Me: I believe the explanation is clear.
B: It just says “ninja-ing.” I don’t underst—
*I have disappeared*
B: Oh man. *looking around* You’re hired.
[From ceiling]
M: I accept.
No Grandma, a friend with benefits is not someone who lends you a cup of sugar.
50 years ago, nerds were smart. Now a nerd is just someone who likes Star Wars and eats a lot of cereal.
You act like no one at work has ever asked you to apply ointment to a bunion before.
Me: It’s just a piece of paper, it won’t change anything between us.
Him: It’s a police report.
[breakfast]
Her: Ugh. Dropped an egg.
Me: You could just say you’re ovulating, you know.
me: *eating spaghetti sandwich*
carb god: *rubbing biscuit hands together* goood goood
[bedroom]
Me getting out whipped cream: I’ve been waiting for this
Gf: kinky, I like it
Me already eating pie: what
I totally get your eyebrows.
My bank account is overdrawn, too.
Glad I’m not a general, because auto-correct just changed “lunch order” to “launch order.”
It appears my neighbor’s plastic flamingo was hit by a car. What’s the etiquette? Card? Fruit & nut basket?
Two glasses of wine and ordering online groceries is essentially clubbing and the bouncer is whether or not I know my credit card expiration date without standing up
NASA: what makes u qualified for our mission to mars?

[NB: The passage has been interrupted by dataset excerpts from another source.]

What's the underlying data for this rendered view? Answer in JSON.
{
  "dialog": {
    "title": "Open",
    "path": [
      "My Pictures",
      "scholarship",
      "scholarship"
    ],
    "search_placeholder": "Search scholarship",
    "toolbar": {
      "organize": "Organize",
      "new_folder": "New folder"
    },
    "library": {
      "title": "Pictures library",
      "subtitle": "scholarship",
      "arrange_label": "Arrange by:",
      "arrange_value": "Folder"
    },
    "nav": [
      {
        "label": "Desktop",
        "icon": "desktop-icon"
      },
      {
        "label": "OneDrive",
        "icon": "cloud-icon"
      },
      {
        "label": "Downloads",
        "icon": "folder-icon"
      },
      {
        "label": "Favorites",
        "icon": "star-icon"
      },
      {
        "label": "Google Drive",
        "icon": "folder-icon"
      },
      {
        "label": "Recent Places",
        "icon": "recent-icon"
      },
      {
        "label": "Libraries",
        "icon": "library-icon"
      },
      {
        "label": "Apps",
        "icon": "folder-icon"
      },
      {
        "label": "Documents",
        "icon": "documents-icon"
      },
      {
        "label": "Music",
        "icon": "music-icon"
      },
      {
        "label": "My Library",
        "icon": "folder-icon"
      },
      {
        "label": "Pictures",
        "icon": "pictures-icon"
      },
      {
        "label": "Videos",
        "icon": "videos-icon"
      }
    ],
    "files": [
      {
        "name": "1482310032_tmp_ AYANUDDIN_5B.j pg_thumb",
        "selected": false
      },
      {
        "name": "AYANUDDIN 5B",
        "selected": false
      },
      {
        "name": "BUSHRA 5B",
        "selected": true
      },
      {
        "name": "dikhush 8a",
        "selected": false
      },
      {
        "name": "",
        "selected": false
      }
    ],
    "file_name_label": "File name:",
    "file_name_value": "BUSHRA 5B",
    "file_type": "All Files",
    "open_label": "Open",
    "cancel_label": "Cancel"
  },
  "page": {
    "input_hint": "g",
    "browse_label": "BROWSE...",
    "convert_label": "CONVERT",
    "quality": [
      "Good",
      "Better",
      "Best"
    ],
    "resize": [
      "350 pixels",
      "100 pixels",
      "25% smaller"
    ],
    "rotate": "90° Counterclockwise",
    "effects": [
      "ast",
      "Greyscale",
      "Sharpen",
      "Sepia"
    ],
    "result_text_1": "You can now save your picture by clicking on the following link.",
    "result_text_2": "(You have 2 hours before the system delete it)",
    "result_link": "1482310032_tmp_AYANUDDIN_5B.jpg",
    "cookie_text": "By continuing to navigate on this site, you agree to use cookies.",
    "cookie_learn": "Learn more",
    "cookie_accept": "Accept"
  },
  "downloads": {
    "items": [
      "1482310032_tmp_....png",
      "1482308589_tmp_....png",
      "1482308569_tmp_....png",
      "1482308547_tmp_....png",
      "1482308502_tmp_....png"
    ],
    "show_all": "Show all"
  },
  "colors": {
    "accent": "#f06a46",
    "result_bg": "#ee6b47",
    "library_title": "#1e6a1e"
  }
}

ME: i desperately want to be shot into deep space, where there are definitely no geese
It’s always good to leave a few toilet paper remnants behind so he knows you’re a fastidious wiper.
My wife shook me awake at 7am on a Sunday “because it’s not raining, and we have a lot to do today”
Holy shit, I married my father
this morning a coworker told me “why don’t u make like a tree & leaf” & all I could think of as a comeback was “yeah, well why don’t u make like a coffee & fridge” (we were in the break room), so do I just quit now or what
I see you’ve blocked me on all social media sites & moved house without leaving a forwarding address
Baby, does this mean we’re on a break?
If we got paid for how many tweets we put out, some of you would be millionaires in mansions.
I’d be living in Government Assisted Housing.
Pro-Tip: if you check yourself into the asylum you get a bed, good meds and three squares a day without having to do any chores.